I am confused by how $V(g) = \Vert f \Vert ≤ V(\hat g),$ with $f$ being a bounded linear functional, come about via (2.48) and (2.49) on page 49 of Schechter's Principle of Functional Analysis.
First the total variation V(g) is defined as
$$V(g) = \sup \sum_{i=1}^n \vert g(t_{i})-g(t_{i-1}) \vert$$
And of course (2.48) and (2.49)
(2.48) $$\vert \int_{a}^b x(t)dg(t) \vert ≤ \Vert x \Vert V(g) $$ (2.49) $$V(g) = \Vert f \Vert$$
Based on my understanding, $\hat g$ comes about in order to prove uniqueness of g (see page 48).

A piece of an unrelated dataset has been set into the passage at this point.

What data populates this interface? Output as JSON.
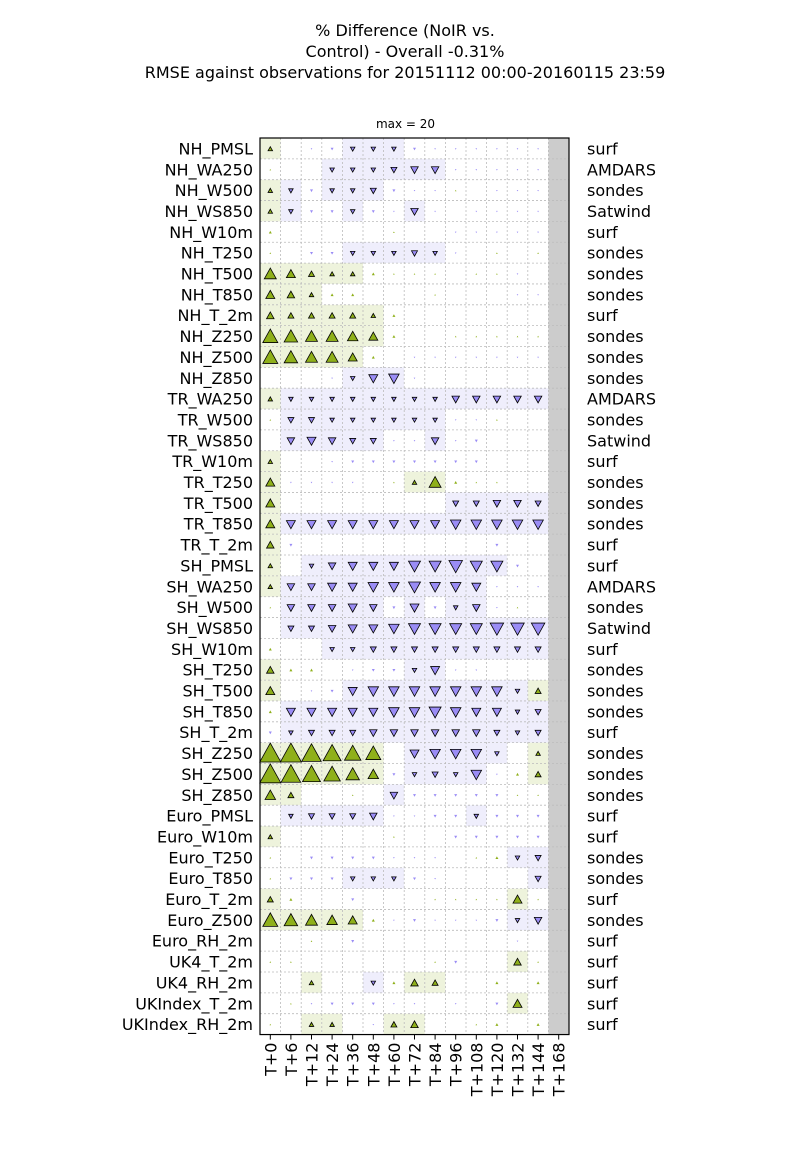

First suppose on the contrary $\exists g_1, g_2$ w. bounded variation s.t. $$f(x) = \int_{a}^b x(t)dg_{i}(t), x \in C[a,b]$$
With $g=g_1-g_2,$ (2.50) comes about $$0 = \int_{a}^b x(t)dg_{i}(t), x \in C[a,b]$$
And after about 1.5 pages of tip-towing around (the M-beast),$\hat g$ is introduced as a normalized version of g.
And to make my head spinning even faster, at last the conclusion is going to be $V(g) = \Vert f \Vert = V(\hat g)$ by arguing that $V(\hat g) < V(g)$???
I am self-studying (the book is online) and found this section really hard to follow/swallow. Any tips/comments are appreciated. Thanks!